Eight people were injured after the front landing gear of a Southwest Airlines plane with 150 people on board collapsed on landing at New York's La Guardia airport.

The accident left the Boeing 737-700 with its nose resting against the runway and forced the temporary closure of the airport, which mostly handles flights to and from other US cities.

The airline confirmed that emergency services had helped with the evacuation of the passengers and crew of flight 345 from Nashville.

"Eyewitness reports indicate the aircraft's nose gear collapsed upon landing,'' it said in a statement.

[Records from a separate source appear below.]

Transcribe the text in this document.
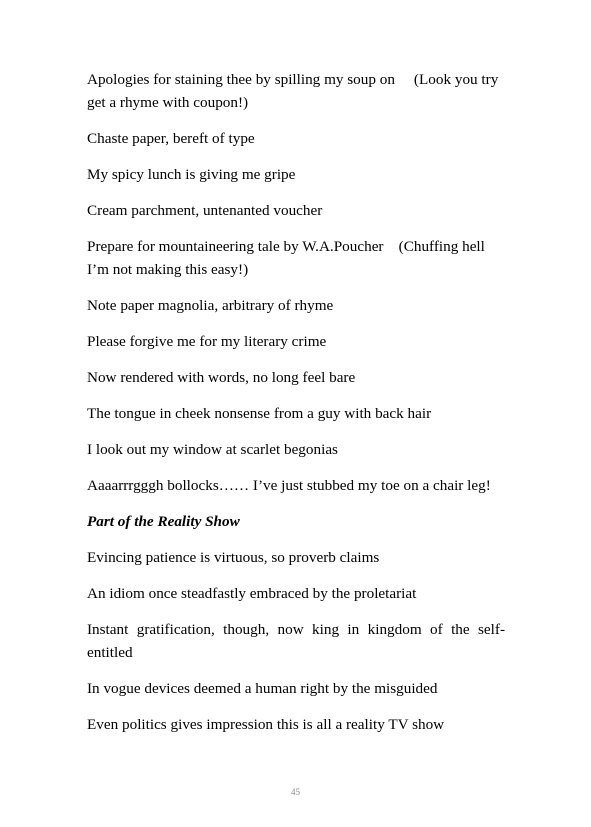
Apologies for staining thee by spilling my soup on     (Look you try get a rhyme with coupon!)

Chaste paper, bereft of type

My spicy lunch is giving me gripe

Cream parchment, untenanted voucher

Prepare for mountaineering tale by W.A.Poucher    (Chuffing hell I’m not making this easy!)

Note paper magnolia, arbitrary of rhyme

Please forgive me for my literary crime

Now rendered with words, no long feel bare

The tongue in cheek nonsense from a guy with back hair

I look out my window at scarlet begonias

Aaaarrrgggh bollocks…… I’ve just stubbed my toe on a chair leg!

Part of the Reality Show

Evincing patience is virtuous, so proverb claims

An idiom once steadfastly embraced by the proletariat

Instant gratification, though, now king in kingdom of the self-entitled

In vogue devices deemed a human right by the misguided

Even politics gives impression this is all a reality TV show

45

"Initial reports indicate local responders are caring for five customers and three flight attendants who have reported injuries at this time. Southwest is cooperating with local authorities, and the (US aviation safety body) NTSB has been notified.''

Television images showed the plane with its nose angled down to the ground and its evacuation slides out. The fuselage was surrounded by emergency vehicles.

Passengers on board the plane saw sparks flying as the nose scraped along the runway, according to accounts given to waiting relatives and friends.

Planes scheduled to fly to La Guardia were held at their origin airports, while those already en route were diverted to New York's other hubs, Newark and John F Kennedy, contributing to long delays.

All take-offs were suspended for more than two hours after the incident.

The NTSB said it would be sending an investigator to La Guardia to look into the incident.
Three people were killed and 180 were injured earlier this month when an Asiana Airlines Boeing 777 crashed while landing in San Francisco.

According to preliminary findings from the NTSB, the Asiana flight crashed because it was flying too low and too slowly as it approached the runway.

The tail of the aircraft broke off as the plane clipped a seawall short of the runway, skidding out of control and quickly catching fire.